何とか庵日誌

本名荒井が毒にも薬にもならないことを書きつづるところ

あれもできます、これもできます

金融街のあちこちでこのところ、投資銀行マンたちは実は大笑いしていた。格好のネタになってしまったのは、「アレクセイ・ヴェイナー(Aleksey Vayner)」という若者。大真面目な顔をした、米イェール大の学生だ。就職活動中の彼は数週間前、UBS銀行に応募して、11ページにわたる履歴書と一緒に、自分がいかに特別な人間かを説明する短いビデオクリップを提出していた。 それから数日もしないうちに、「Impossible is Nothing」という(アディダスCMからとった)タイトルのこのビデオは世界中にメールされまくり、YouTubeにも張られ、ものすごい大人気コンテンツになってしまった。
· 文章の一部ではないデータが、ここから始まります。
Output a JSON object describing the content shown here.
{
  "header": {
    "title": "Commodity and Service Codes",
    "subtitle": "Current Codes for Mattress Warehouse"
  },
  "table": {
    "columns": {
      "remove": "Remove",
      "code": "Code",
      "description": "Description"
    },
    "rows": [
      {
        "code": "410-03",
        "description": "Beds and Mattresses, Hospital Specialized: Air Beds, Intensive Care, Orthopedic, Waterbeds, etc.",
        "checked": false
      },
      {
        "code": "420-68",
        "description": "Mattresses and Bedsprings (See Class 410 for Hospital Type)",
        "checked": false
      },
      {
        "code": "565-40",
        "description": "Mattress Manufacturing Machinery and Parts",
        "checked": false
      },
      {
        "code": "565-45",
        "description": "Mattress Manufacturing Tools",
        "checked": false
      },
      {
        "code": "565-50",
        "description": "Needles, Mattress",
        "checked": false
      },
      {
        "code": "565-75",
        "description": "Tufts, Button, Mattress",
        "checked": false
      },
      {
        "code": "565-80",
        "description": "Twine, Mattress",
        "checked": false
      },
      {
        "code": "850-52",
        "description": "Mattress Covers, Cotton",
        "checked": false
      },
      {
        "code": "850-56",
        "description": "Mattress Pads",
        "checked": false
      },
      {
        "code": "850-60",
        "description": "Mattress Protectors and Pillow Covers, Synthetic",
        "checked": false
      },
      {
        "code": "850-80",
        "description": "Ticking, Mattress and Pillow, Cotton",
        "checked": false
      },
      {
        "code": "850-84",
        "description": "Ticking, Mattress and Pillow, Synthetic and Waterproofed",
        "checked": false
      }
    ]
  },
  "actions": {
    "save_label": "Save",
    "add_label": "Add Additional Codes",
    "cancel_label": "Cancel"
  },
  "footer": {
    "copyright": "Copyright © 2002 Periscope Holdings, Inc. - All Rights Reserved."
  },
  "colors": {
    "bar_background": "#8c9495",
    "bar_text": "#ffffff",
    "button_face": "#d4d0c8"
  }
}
就職活動の自己PRのため、自分の有能ぶりをこれでもかと見せつけるビデオクリップを制作したら、
そのあまりの奇想天外っぷりが格好のネタとなってしまったというお話。
記事は企業に対して、やたら高邁な理想を掲げて人材を求めることが
いかに荒唐無稽かと疑問符を投げかけるものです。


イソップが奴隷から自由人になった時の逸話を思い出しました。


二人の奴隷とイソップがある貴族に雇われることになりました。
貴族は尋ねます。「お前たちはどんなことができるんだい。」
一人の奴隷は答えます。「私はこれとこれができます。」
もう一人も答えました。「自分はあれとそれができます。」
貴族はイソップにも尋ねました。「で、お前はどんなことができるんだい。」
イソップは答えました。「何も残っていやしませんぜ! あの二人がみんな答えちゃったから。」
貴族はこの答えに感服し、奴隷にしておくのは惜しいとイソップを自由人にしたのでした。


イソップの答えは「あの二人が言ったことは何でもできます。」ということなんですが、
二人と張り合って、そのまま「あの二人が云々」と答えていたら、イソップは奴隷のままだったでしょう。
他の二人にはない、見事な機転を利かせたおかげで、イソップは自由人になれたわけです。
言い換えれば、見事な機転を見せつけたことこそ、イソップの自己PRとなったのです。
「何でもできる」ということは「何もできない」ということに他ならない荒井でした。